• 作成日 : 2022年3月4日

未払配当金の仕訳・勘定科目を解説!

未払配当金の仕訳・勘定科目を解説!

未払配当金とは支払いの決議をした配当金のうち、まだ支払われていない未払金を処理する勘定科目です。配当金の計上時期は支払う旨の決議を行ったときで、実際に配当金が支払われるのは後日であるため、計上の際は負債として未払配当金勘定で処理をすることになります。

本記事では未払配当金とはどのような勘定科目か説明するとともに、計上時期や実際に仕訳する場合の事例、未払配当金に税金がかかるケースについて紹介します。

未払配当金とはどんな勘定科目?

未払配当金とは、株主総会で配当金を支払う旨の決議が行われてから、実際にはまだ支払われていないものです。配当金とは、企業が利益のうちの一部を株主に分配するお金を指します。

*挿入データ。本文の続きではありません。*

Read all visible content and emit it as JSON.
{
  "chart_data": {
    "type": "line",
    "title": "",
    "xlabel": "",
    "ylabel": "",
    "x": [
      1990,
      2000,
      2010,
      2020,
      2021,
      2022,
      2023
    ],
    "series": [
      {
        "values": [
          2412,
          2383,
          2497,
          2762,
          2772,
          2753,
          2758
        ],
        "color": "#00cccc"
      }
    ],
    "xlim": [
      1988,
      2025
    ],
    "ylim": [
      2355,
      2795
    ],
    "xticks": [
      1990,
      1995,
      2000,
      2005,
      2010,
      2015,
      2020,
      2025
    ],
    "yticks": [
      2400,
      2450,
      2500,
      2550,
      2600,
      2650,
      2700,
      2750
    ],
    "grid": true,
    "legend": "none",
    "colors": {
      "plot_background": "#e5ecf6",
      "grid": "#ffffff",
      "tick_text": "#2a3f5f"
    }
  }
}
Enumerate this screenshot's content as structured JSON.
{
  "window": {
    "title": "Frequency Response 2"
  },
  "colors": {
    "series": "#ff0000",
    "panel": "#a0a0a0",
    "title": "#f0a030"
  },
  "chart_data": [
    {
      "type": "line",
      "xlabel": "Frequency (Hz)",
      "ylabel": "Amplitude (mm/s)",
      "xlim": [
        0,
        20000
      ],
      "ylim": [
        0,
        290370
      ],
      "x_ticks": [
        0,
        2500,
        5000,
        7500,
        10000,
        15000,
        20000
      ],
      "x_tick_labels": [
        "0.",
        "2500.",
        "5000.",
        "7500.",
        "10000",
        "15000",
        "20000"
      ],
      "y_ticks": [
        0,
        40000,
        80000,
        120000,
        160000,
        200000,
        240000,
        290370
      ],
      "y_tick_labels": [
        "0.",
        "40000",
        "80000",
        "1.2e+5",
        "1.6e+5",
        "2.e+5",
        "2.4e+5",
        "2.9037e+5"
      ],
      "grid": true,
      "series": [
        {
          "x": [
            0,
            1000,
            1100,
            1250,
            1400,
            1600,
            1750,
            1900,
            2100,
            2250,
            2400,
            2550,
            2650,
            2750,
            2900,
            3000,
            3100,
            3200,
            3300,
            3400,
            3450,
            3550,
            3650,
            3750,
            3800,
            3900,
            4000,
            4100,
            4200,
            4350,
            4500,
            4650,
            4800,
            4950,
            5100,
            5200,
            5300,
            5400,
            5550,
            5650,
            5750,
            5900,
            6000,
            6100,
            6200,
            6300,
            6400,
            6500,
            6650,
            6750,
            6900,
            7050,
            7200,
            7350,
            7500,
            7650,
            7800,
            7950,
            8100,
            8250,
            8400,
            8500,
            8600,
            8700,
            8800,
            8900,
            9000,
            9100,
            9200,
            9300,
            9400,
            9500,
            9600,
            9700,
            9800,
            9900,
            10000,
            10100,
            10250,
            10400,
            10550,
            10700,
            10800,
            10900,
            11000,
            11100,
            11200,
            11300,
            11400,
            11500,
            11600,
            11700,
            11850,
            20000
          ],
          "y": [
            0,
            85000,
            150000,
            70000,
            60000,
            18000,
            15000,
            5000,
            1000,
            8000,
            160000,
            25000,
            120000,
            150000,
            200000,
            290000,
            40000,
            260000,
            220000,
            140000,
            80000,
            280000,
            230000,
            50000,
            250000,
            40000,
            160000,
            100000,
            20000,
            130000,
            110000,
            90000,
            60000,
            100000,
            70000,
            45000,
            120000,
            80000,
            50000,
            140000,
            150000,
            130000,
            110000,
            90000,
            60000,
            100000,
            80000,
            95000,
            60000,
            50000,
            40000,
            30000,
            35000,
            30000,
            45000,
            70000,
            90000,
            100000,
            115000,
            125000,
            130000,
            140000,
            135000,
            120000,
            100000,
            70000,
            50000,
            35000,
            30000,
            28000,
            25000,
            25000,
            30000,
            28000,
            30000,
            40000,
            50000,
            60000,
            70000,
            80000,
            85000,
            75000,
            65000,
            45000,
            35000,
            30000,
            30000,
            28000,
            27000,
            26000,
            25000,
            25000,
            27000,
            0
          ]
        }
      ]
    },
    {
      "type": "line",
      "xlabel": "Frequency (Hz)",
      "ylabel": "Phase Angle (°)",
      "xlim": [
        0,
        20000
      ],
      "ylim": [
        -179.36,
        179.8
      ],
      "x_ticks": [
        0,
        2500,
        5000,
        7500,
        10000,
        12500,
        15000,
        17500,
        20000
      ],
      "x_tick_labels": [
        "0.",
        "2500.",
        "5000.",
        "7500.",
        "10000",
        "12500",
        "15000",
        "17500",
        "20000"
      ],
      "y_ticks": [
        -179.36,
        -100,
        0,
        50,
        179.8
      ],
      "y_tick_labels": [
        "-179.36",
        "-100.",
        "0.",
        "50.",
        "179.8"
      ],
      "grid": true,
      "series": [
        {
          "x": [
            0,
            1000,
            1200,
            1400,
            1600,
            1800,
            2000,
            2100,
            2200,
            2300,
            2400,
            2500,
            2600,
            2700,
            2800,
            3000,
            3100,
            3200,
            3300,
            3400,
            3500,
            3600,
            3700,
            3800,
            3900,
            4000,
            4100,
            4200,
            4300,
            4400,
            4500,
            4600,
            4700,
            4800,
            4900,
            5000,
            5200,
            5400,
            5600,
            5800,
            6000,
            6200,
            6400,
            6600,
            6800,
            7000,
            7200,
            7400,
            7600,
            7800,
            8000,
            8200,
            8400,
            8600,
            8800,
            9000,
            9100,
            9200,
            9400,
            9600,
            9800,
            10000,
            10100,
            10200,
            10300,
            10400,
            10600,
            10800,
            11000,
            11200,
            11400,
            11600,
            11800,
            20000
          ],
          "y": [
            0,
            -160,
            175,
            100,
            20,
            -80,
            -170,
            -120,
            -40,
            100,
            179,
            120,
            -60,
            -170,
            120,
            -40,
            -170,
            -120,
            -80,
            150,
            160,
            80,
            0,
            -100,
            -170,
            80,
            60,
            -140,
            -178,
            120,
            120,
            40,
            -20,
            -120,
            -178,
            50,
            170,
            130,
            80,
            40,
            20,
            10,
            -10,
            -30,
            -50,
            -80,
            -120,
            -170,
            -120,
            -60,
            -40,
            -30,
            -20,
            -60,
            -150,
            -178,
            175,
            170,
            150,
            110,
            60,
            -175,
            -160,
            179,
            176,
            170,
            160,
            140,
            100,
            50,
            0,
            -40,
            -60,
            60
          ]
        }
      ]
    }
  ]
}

ここでは、配当金の意味や、株主総会から未払配当金の仕訳までの流れについて見ていきましょう。

そもそも配当金とは

配当金とは、会社が利益の一部を株主に還元するものです。具体的な金額は株主総会で決定します。株主は配当金を受け取る権利を持ちますが、必ず受け取れるわけではありません。
会社の利益状況に応じ、配当金の有無や増減が決まります。

利益があっても配当金を支払わない会社もあれば、利益がない場合でも配当金を支払う会社もあります。配当する場合は、年1回、もしくは年2回の決算期に支払われる場合が多い傾向です。

株主に配当をする流れ

配当金の原資となるのは繰越利益剰余金で、貸借対照表の純資産の部にある株主資本に区分される勘定科目です。利益剰余金のうち利益準備金と任意積立金以外のもので、過年度の利益が累積したものに当期の利益(損失)を加算(減算)した金額を指します。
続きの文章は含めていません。